Deputy Prime Minister Tharman Shanmugaratnam was guest of honour at the building's grand opening.
SKA president Mohinder Singh said a new building was needed to "meet current and future needs".
In his welcome address, Mr Mohinder Singh said: "We hope the enhanced building provides the ambience to attract both the young and old, families and friends from not only the Sikh community but the Singapore community which use the SKA for their events."
The six-storey building has key features such as two ballrooms, one with an enlarged floor space for larger banquets; three new lifts; new offices; a dance studio; new function rooms; and a gymnasium with glass walls. Toilets for the disabled and ramps have been added.
More reception spaces can now be found outside the ballrooms, thanks to semi-circular extensions. A roof-top activity area overlooks the Balestier Plain fields.
The SKA, often regarded as the centre for cultural, social, educational and sporting needs of the Sikh community, is also seeing more "non-traditional" use of its facilities, said Mr Albel Singh, general manager of the association. Prior to the renovation that began in November 2014, the SKA site was primarily used for Sikh weddings and receptions.
Mr Albel Singh told The Sunday Times: "While weddings continue to be popular for 2018, there are also bookings and enquiries for annual general meetings, bazaars, group programmes, meditation classes and fashion shows at the association."
DPM Tharman told guests at the event that the Sikh community has gone beyond serving its own.
He said: "In fact, the association's premises itself has evolved into a meeting place for Singapore Sikhs to network among themselves, as well as with friends from the larger Singaporean community.
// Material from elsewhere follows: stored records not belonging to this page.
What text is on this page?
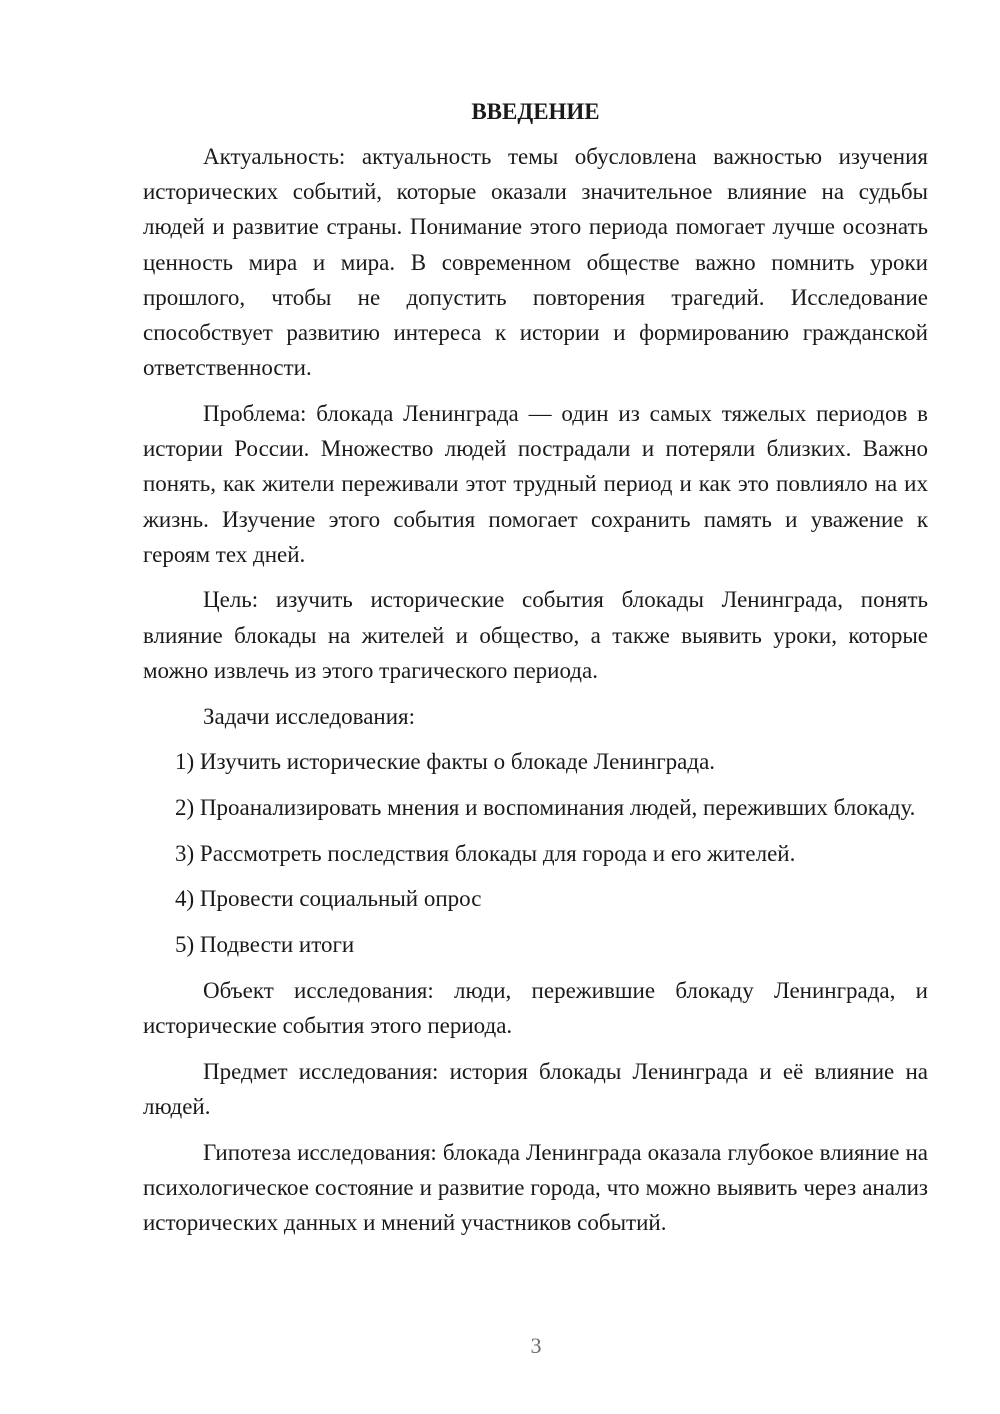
ВВЕДЕНИЕ
Актуальность: актуальность темы обусловлена важностью изучения исторических событий, которые оказали значительное влияние на судьбы людей и развитие страны. Понимание этого периода помогает лучше осознать ценность мира и мира. В современном обществе важно помнить уроки прошлого, чтобы не допустить повторения трагедий. Исследование способствует развитию интереса к истории и формированию гражданской ответственности.
Проблема: блокада Ленинграда — один из самых тяжелых периодов в истории России. Множество людей пострадали и потеряли близких. Важно понять, как жители переживали этот трудный период и как это повлияло на их жизнь. Изучение этого события помогает сохранить память и уважение к героям тех дней.
Цель: изучить исторические события блокады Ленинграда, понять влияние блокады на жителей и общество, а также выявить уроки, которые можно извлечь из этого трагического периода.
Задачи исследования:
1) Изучить исторические факты о блокаде Ленинграда.
2) Проанализировать мнения и воспоминания людей, переживших блокаду.
3) Рассмотреть последствия блокады для города и его жителей.
4) Провести социальный опрос
5) Подвести итоги
Объект исследования: люди, пережившие блокаду Ленинграда, и исторические события этого периода.
Предмет исследования: история блокады Ленинграда и её влияние на людей.
Гипотеза исследования: блокада Ленинграда оказала глубокое влияние на психологическое состояние и развитие города, что можно выявить через анализ исторических данных и мнений участников событий.
3
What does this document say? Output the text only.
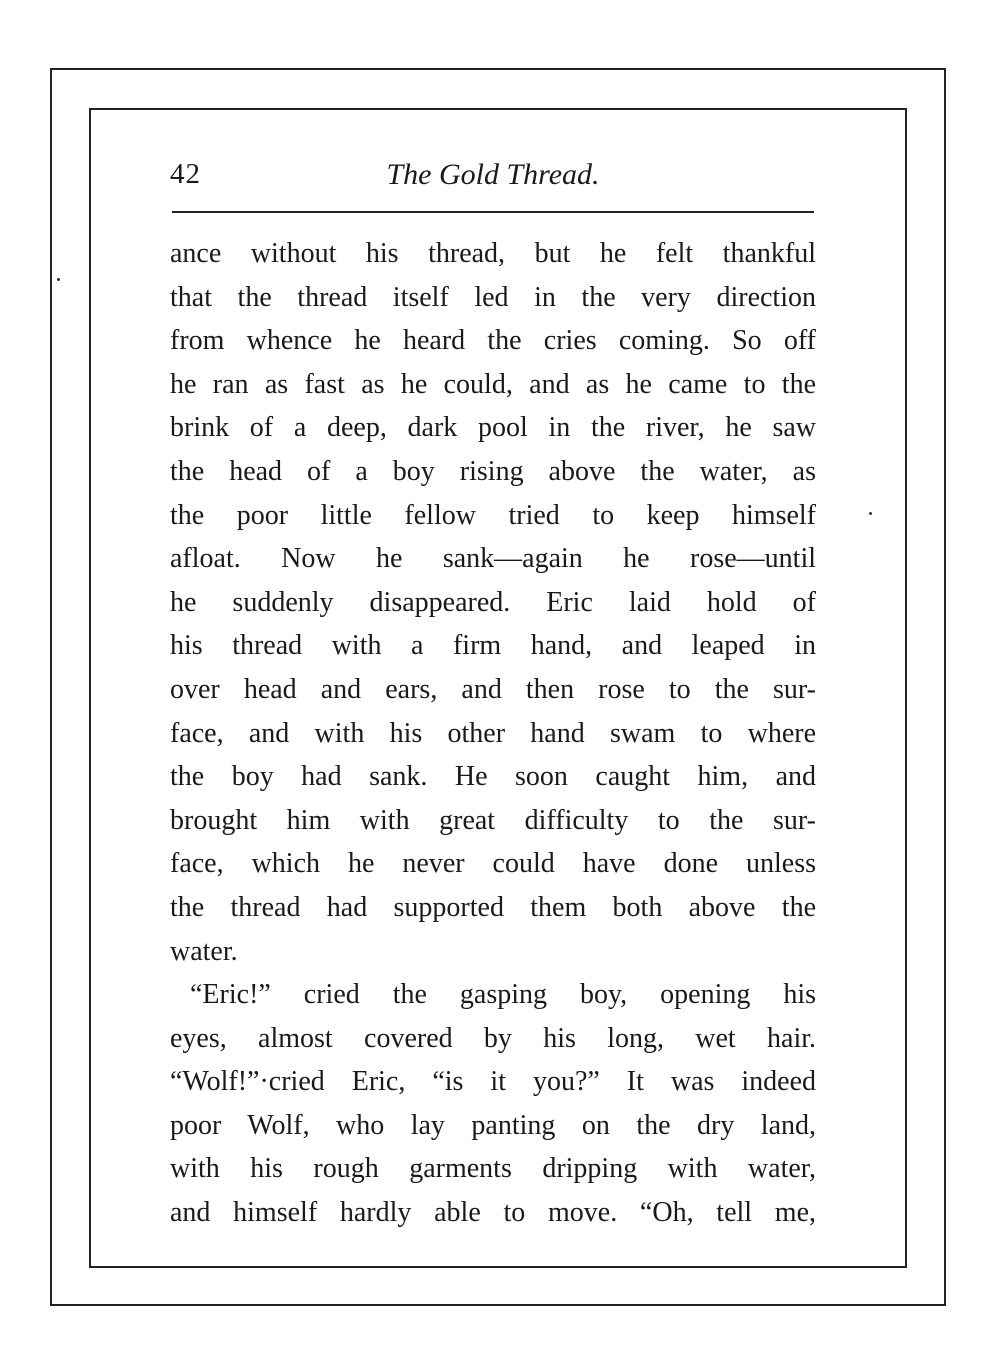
42	The Gold Thread.
ance without his thread, but he felt thankful
that the thread itself led in the very direction
from whence he heard the cries coming. So off
he ran as fast as he could, and as he came to the
brink of a deep, dark pool in the river, he saw
the head of a boy rising above the water, as
the poor little fellow tried to keep himself
afloat. Now he sank—again he rose—until
he suddenly disappeared. Eric laid hold of
his thread with a firm hand, and leaped in
over head and ears, and then rose to the sur-
face, and with his other hand swam to where
the boy had sank. He soon caught him, and
brought him with great difficulty to the sur-
face, which he never could have done unless
the thread had supported them both above the
water.
“Eric!” cried the gasping boy, opening his
eyes, almost covered by his long, wet hair.
“Wolf!”·cried Eric, “is it you?” It was indeed
poor Wolf, who lay panting on the dry land,
with his rough garments dripping with water,
and himself hardly able to move. “Oh, tell me,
Almost 70 per cent of bookings for the usage of SKA's facilities are by non-Sikh individuals or organisations."
The association's yearly Vesakhi Mela, which celebrates the rich Sikh heritage and tradition, continues to attract more Singaporeans of other races to the SKA.
Each April, multicultural teams compete in games and sports such as soccer, netball and hockey during the Mela.
From its humble beginnings in 1931, when pioneer members had registered the association as a sports club, to the new building in Tessensohn Road, the SKA has come a long way, said Mr Jaswant Singh Gill, 94.
The pioneer said he was proud of what the SKA has achieved.
The first clubhouse in 1931 was a two-room wooden shack in Target Road close to Sungei Bendemeer.
Mr Singh Gill, who was from Raffles Institution, said: "My wish is for the younger generation to take up the patronage and see the association into the future. "They have all the opportunities while we started with very little in 1931."